Imagine you are in a building, inside each room there is a different kind of item to show to your visitor. How do you let the visitor know which room to visit? Yes, you need a map. This applies to your website too, in order to let search engines such as Google and Bing know what is the content in your website, you need a good XML sitemap.
An XML sitemap is a file that acts as the roadmap of your website that leads Google to all your important pages. [1] Hence, as a data-driven marketer, it is an important search engine optimization (SEO) tool that allows you to list your website pages in the major search engines.
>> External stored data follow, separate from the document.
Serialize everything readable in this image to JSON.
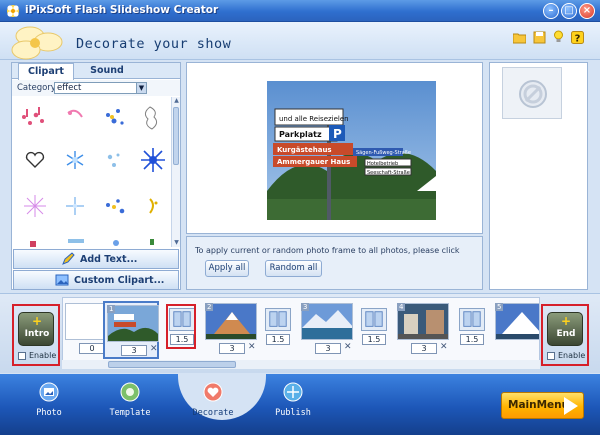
{
  "window": {
    "title": "iPixSoft Flash Slideshow Creator"
  },
  "header": {
    "title": "Decorate your show"
  },
  "left_panel": {
    "tabs": [
      "Clipart",
      "Sound"
    ],
    "category_label": "Category",
    "category_value": "effect",
    "add_text_label": "Add Text...",
    "custom_clipart_label": "Custom Clipart..."
  },
  "photo_frame": {
    "apply_hint": "To apply current or random photo frame to all photos, please click",
    "apply_all_label": "Apply all",
    "random_all_label": "Random all"
  },
  "timeline": {
    "intro": {
      "label": "Intro",
      "enable_label": "Enable"
    },
    "end": {
      "label": "End",
      "enable_label": "Enable"
    },
    "start_duration": "0",
    "slides": [
      {
        "number": "1",
        "duration": "3"
      },
      {
        "number": "2",
        "duration": "3"
      },
      {
        "number": "3",
        "duration": "3"
      },
      {
        "number": "4",
        "duration": "3"
      },
      {
        "number": "5",
        "duration": ""
      }
    ],
    "transitions": [
      "1.5",
      "1.5",
      "1.5",
      "1.5"
    ]
  },
  "nav": {
    "items": [
      "Photo",
      "Template",
      "Decorate",
      "Publish"
    ],
    "active": "Decorate"
  },
  "main_menu_label": "MainMenu",
  "signs": {
    "info": "und alle Reisezielen",
    "parkplatz": "Parkplatz",
    "p": "P",
    "kurgast": "Kurgästehaus",
    "ammergauer": "Ammergauer Haus",
    "sign1": "Sägen-Fußweg-Straße",
    "sign2": "Hotelbetrieb",
    "sign3": "Seeschaft-Straße"
  },
  "colors": {
    "highlight": "#d6202a",
    "accent": "#1d57b8",
    "menu": "#ffb400"
  }
}
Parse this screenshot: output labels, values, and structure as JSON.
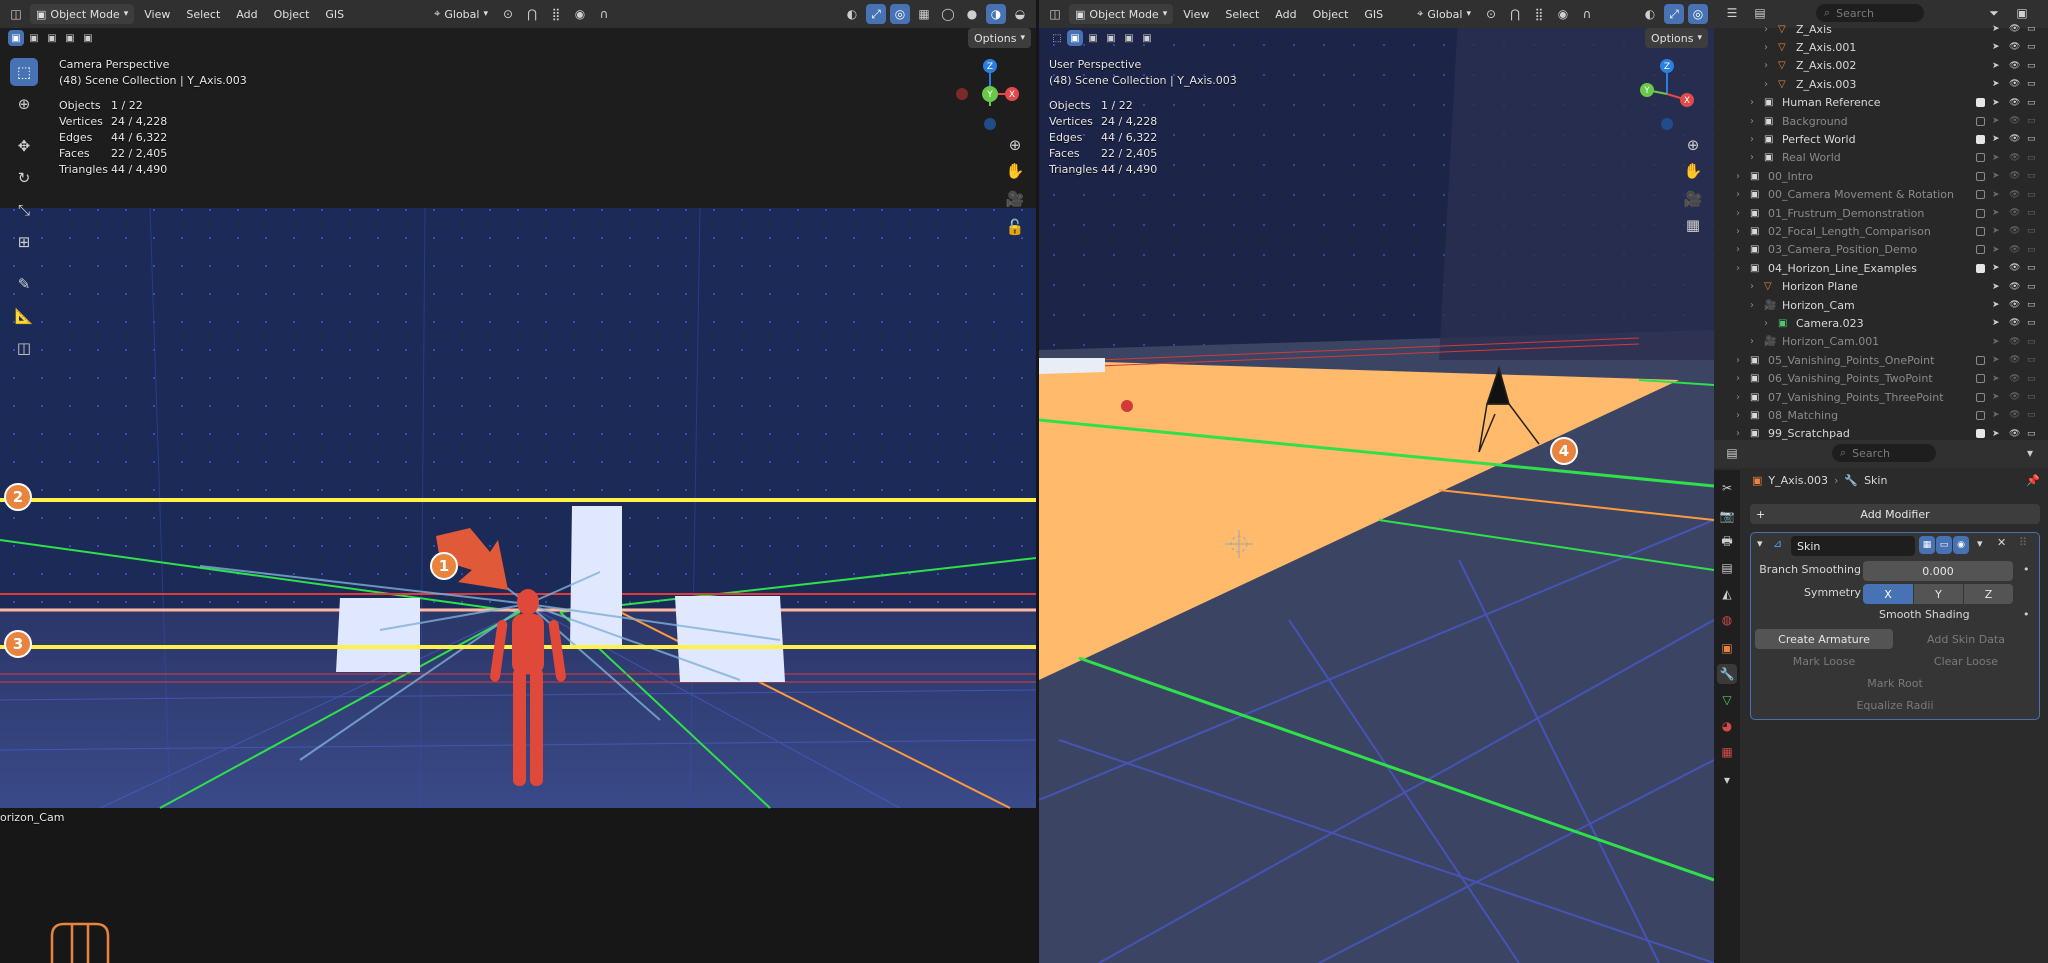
{
  "app": {
    "left_header": {
      "mode": "Object Mode",
      "menus": [
        "View",
        "Select",
        "Add",
        "Object",
        "GIS"
      ],
      "transform": "Global",
      "options": "Options"
    },
    "right_header": {
      "mode": "Object Mode",
      "menus": [
        "View",
        "Select",
        "Add",
        "Object",
        "GIS"
      ],
      "transform": "Global",
      "options": "Options"
    }
  },
  "left_viewport": {
    "title": "Camera Perspective",
    "collection": "(48) Scene Collection | Y_Axis.003",
    "stats": [
      {
        "k": "Objects",
        "v": "1 / 22"
      },
      {
        "k": "Vertices",
        "v": "24 / 4,228"
      },
      {
        "k": "Edges",
        "v": "44 / 6,322"
      },
      {
        "k": "Faces",
        "v": "22 / 2,405"
      },
      {
        "k": "Triangles",
        "v": "44 / 4,490"
      }
    ],
    "camera_name": "orizon_Cam",
    "badges": [
      "1",
      "2",
      "3"
    ]
  },
  "right_viewport": {
    "title": "User Perspective",
    "collection": "(48) Scene Collection | Y_Axis.003",
    "stats": [
      {
        "k": "Objects",
        "v": "1 / 22"
      },
      {
        "k": "Vertices",
        "v": "24 / 4,228"
      },
      {
        "k": "Edges",
        "v": "44 / 6,322"
      },
      {
        "k": "Faces",
        "v": "22 / 2,405"
      },
      {
        "k": "Triangles",
        "v": "44 / 4,490"
      }
    ],
    "badges": [
      "4"
    ]
  },
  "gizmo": {
    "x": "X",
    "y": "Y",
    "z": "Z"
  },
  "outliner": {
    "search_placeholder": "Search",
    "rows": [
      {
        "name": "Z_Axis",
        "indent": 3,
        "type": "mesh",
        "dim": false,
        "check": false
      },
      {
        "name": "Z_Axis.001",
        "indent": 3,
        "type": "mesh",
        "dim": false,
        "check": false
      },
      {
        "name": "Z_Axis.002",
        "indent": 3,
        "type": "mesh",
        "dim": false,
        "check": false
      },
      {
        "name": "Z_Axis.003",
        "indent": 3,
        "type": "mesh",
        "dim": false,
        "check": false
      },
      {
        "name": "Human Reference",
        "indent": 2,
        "type": "collection",
        "dim": false,
        "check": true
      },
      {
        "name": "Background",
        "indent": 2,
        "type": "collection",
        "dim": true,
        "check": false
      },
      {
        "name": "Perfect World",
        "indent": 2,
        "type": "collection",
        "dim": false,
        "check": true
      },
      {
        "name": "Real World",
        "indent": 2,
        "type": "collection",
        "dim": true,
        "check": false
      },
      {
        "name": "00_Intro",
        "indent": 1,
        "type": "collection",
        "dim": true,
        "check": false
      },
      {
        "name": "00_Camera Movement & Rotation",
        "indent": 1,
        "type": "collection",
        "dim": true,
        "check": false
      },
      {
        "name": "01_Frustrum_Demonstration",
        "indent": 1,
        "type": "collection",
        "dim": true,
        "check": false
      },
      {
        "name": "02_Focal_Length_Comparison",
        "indent": 1,
        "type": "collection",
        "dim": true,
        "check": false
      },
      {
        "name": "03_Camera_Position_Demo",
        "indent": 1,
        "type": "collection",
        "dim": true,
        "check": false
      },
      {
        "name": "04_Horizon_Line_Examples",
        "indent": 1,
        "type": "collection",
        "dim": false,
        "check": true
      },
      {
        "name": "Horizon Plane",
        "indent": 2,
        "type": "mesh",
        "dim": false,
        "check": false
      },
      {
        "name": "Horizon_Cam",
        "indent": 2,
        "type": "camera",
        "dim": false,
        "check": false
      },
      {
        "name": "Camera.023",
        "indent": 3,
        "type": "cameradata",
        "dim": false,
        "check": false
      },
      {
        "name": "Horizon_Cam.001",
        "indent": 2,
        "type": "camera",
        "dim": true,
        "check": false
      },
      {
        "name": "05_Vanishing_Points_OnePoint",
        "indent": 1,
        "type": "collection",
        "dim": true,
        "check": false
      },
      {
        "name": "06_Vanishing_Points_TwoPoint",
        "indent": 1,
        "type": "collection",
        "dim": true,
        "check": false
      },
      {
        "name": "07_Vanishing_Points_ThreePoint",
        "indent": 1,
        "type": "collection",
        "dim": true,
        "check": false
      },
      {
        "name": "08_Matching",
        "indent": 1,
        "type": "collection",
        "dim": true,
        "check": false
      },
      {
        "name": "99_Scratchpad",
        "indent": 1,
        "type": "collection",
        "dim": false,
        "check": true
      }
    ]
  },
  "properties": {
    "search_placeholder": "Search",
    "breadcrumb_object": "Y_Axis.003",
    "breadcrumb_modifier": "Skin",
    "add_modifier": "Add Modifier",
    "modifier_name": "Skin",
    "branch_smoothing_label": "Branch Smoothing",
    "branch_smoothing_value": "0.000",
    "symmetry_label": "Symmetry",
    "symmetry": {
      "x": "X",
      "y": "Y",
      "z": "Z"
    },
    "smooth_shading": "Smooth Shading",
    "create_armature": "Create Armature",
    "add_skin_data": "Add Skin Data",
    "mark_loose": "Mark Loose",
    "clear_loose": "Clear Loose",
    "mark_root": "Mark Root",
    "equalize_radii": "Equalize Radii"
  },
  "colors": {
    "accent": "#4772b3",
    "badge": "#e8843e",
    "horizon_yellow": "#ffeb3b",
    "ground_orange": "#ffb86c",
    "figure_red": "#e0483a"
  }
}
According to Google [2], a very basic XML sitemap that includes the location of a single URL is as below:
<?xml version="1.0" encoding="UTF-8"?>
<urlset xmlns="http://www.sitemaps.org/schemas/sitemap/0.9">
<url>
<loc>http://www.example.com/foo.html</loc>
<lastmod>2018-06-04</lastmod>
</url>
</urlset>
The Sitemap protocol format consists of XML tags. All data values in a Sitemap must be entity-escaped. The file itself must be UTF-8 encoded.
The Sitemap must:
All other tags are optional. Support for these optional tags may vary among search engines. Also, all URLs in a Sitemap must be from a single host, such as www.example.com or store.example.com. [3]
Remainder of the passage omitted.